Alors que l’économie numérique mondiale se normalise, la Banque d’Algérie choisit la voie du verrouillage hermétique via sa directive N°06/2025. Ce texte impose désormais aux banques et à Algérie Poste une surveillance algorithmique stricte, transformant chaque guichetier et chaque serveur bancaire en sentinelle contre le Bitcoin et les actifs virtuels.
L’étau se resserre drastiquement sur les détenteurs de cryptomonnaies en Algérie. Si la détention et l’échange d’actifs virtuels étaient déjà proscrits par la Loi de Finances 2018 1, les nouvelles Lignes Directrices N°06/2025 de la Commission Bancaire viennent combler le fossé technique qui permettait encore certaines transactions2. Cette dernière veut couper définitivement les ponts entre le système bancaire national et les plateformes d’échange internationales.
La mesure la plus importante de ce dispositif réside dans l’obligation de résultat imposée aux institutions financières (banques et services financiers d’Algérie Poste).

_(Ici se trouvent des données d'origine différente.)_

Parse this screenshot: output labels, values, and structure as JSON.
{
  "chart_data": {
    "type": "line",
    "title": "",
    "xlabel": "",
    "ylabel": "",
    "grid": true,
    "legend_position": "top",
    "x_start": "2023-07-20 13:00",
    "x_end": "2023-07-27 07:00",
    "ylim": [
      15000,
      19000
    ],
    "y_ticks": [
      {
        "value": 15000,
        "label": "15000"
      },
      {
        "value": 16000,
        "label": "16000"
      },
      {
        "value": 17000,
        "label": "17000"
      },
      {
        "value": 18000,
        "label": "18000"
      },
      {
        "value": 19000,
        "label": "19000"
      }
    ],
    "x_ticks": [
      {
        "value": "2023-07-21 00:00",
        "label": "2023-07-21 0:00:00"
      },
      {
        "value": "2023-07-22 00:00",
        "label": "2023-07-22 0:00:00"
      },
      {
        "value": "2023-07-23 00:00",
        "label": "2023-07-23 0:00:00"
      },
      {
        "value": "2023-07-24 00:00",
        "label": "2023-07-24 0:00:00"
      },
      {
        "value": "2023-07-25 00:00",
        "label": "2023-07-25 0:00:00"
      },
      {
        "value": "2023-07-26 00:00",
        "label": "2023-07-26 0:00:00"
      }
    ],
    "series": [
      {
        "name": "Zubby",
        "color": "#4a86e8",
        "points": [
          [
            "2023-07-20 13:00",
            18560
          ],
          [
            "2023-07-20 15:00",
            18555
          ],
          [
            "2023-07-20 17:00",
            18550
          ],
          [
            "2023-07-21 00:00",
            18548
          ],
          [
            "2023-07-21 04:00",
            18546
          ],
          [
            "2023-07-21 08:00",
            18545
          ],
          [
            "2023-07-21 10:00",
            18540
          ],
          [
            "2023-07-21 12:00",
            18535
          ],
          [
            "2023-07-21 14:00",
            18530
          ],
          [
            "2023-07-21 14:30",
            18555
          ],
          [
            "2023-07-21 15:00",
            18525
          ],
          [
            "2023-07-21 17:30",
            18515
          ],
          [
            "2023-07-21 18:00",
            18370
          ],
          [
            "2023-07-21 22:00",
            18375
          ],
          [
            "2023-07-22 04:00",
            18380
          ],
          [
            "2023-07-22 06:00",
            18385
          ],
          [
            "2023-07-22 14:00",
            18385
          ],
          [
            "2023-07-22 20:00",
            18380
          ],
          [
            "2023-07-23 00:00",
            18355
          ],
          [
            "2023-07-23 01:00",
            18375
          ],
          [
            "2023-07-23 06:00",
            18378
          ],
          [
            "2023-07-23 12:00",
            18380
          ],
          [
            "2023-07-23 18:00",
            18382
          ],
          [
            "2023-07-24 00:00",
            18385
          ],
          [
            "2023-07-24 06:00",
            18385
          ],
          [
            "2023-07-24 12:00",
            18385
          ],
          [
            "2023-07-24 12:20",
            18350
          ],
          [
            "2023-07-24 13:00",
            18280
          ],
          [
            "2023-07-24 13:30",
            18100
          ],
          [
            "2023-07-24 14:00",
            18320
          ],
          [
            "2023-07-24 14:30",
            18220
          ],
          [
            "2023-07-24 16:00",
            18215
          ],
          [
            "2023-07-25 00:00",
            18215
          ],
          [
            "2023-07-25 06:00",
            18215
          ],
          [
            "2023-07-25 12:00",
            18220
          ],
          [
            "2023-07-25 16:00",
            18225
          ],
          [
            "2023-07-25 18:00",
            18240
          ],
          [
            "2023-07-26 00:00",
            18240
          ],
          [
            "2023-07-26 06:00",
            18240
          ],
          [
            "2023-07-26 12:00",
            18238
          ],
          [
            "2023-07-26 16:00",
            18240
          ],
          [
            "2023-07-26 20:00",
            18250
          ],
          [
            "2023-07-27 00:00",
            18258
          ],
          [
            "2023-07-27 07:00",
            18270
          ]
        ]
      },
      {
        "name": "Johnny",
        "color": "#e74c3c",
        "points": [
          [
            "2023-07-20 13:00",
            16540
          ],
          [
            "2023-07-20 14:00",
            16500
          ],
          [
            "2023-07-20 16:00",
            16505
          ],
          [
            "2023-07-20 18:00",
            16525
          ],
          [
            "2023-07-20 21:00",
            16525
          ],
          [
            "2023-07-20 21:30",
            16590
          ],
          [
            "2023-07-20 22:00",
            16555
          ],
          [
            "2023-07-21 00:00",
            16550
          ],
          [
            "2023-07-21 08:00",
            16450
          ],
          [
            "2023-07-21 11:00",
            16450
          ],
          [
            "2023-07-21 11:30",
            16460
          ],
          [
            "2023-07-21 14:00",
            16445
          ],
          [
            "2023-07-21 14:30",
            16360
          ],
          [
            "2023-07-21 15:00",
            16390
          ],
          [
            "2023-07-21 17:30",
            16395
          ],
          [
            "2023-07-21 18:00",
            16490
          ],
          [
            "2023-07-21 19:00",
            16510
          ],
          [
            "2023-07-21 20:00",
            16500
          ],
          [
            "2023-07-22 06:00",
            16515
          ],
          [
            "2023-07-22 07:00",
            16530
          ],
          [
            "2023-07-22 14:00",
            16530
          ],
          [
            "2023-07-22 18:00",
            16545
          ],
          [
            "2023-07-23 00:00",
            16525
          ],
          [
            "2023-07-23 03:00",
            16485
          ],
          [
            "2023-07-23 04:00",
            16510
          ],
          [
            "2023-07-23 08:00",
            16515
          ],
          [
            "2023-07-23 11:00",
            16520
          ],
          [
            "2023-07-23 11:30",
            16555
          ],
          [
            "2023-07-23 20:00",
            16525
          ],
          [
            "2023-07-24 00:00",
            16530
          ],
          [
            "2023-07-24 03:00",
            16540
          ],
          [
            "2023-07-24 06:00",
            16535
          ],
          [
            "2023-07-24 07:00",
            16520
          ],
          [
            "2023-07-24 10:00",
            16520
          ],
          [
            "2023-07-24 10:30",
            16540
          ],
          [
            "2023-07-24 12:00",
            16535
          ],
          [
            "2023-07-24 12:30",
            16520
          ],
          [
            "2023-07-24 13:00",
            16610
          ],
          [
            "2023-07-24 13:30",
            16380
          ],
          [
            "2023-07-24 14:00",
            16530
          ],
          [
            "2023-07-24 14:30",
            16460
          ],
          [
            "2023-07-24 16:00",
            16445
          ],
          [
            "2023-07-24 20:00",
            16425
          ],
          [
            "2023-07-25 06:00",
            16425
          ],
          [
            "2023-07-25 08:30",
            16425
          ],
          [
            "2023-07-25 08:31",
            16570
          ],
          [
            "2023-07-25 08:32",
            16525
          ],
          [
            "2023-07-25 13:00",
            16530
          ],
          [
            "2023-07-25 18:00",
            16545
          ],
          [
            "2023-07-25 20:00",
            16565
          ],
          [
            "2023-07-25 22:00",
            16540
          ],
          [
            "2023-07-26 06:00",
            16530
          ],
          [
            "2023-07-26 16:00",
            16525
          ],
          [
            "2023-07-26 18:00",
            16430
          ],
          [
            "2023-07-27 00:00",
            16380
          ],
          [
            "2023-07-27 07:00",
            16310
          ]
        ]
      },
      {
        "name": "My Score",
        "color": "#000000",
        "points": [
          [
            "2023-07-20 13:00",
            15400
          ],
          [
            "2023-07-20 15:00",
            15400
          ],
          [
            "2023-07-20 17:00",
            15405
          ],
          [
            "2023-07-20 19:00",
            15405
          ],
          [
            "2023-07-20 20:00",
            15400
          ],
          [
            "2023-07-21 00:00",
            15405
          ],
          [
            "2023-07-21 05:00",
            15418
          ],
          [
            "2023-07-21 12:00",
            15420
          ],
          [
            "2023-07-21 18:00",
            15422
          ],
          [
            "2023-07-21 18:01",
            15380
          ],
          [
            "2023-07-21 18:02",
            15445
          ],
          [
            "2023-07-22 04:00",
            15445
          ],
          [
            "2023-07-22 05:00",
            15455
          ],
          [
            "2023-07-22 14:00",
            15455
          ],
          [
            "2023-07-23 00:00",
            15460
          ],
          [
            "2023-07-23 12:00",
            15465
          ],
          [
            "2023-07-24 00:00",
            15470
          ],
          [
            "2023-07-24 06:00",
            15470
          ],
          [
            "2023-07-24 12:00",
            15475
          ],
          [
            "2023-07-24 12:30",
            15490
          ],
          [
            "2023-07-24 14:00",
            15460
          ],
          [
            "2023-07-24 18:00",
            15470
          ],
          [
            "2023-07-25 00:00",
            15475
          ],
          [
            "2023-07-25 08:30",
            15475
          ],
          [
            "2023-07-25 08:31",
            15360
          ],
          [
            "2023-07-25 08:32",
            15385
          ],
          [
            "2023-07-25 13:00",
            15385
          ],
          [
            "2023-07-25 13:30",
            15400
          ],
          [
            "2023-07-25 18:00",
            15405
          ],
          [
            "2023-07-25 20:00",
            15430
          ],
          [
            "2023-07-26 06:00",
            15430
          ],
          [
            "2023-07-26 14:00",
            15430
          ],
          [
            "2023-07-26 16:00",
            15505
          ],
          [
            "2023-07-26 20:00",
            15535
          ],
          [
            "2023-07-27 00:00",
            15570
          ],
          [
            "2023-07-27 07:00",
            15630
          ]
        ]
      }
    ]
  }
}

Il ne s’agit plus seulement de vigilance, mais de filtrage actif.
Le régulateur exige la mise en place de règles spécifiques dans les systèmes de surveillance pour détecter automatiquement les transactions contenant des termes comme “Bitcoin (BTC)”, “Tether (USDT)”, “Ethereum (ETH)” ou encore “Litecoin (LTC)”. Plus loin encore, les banques doivent désormais identifier et rejeter tout virement vers des sites web ou plateformes préalablement identifiés comme liés aux actifs virtuels.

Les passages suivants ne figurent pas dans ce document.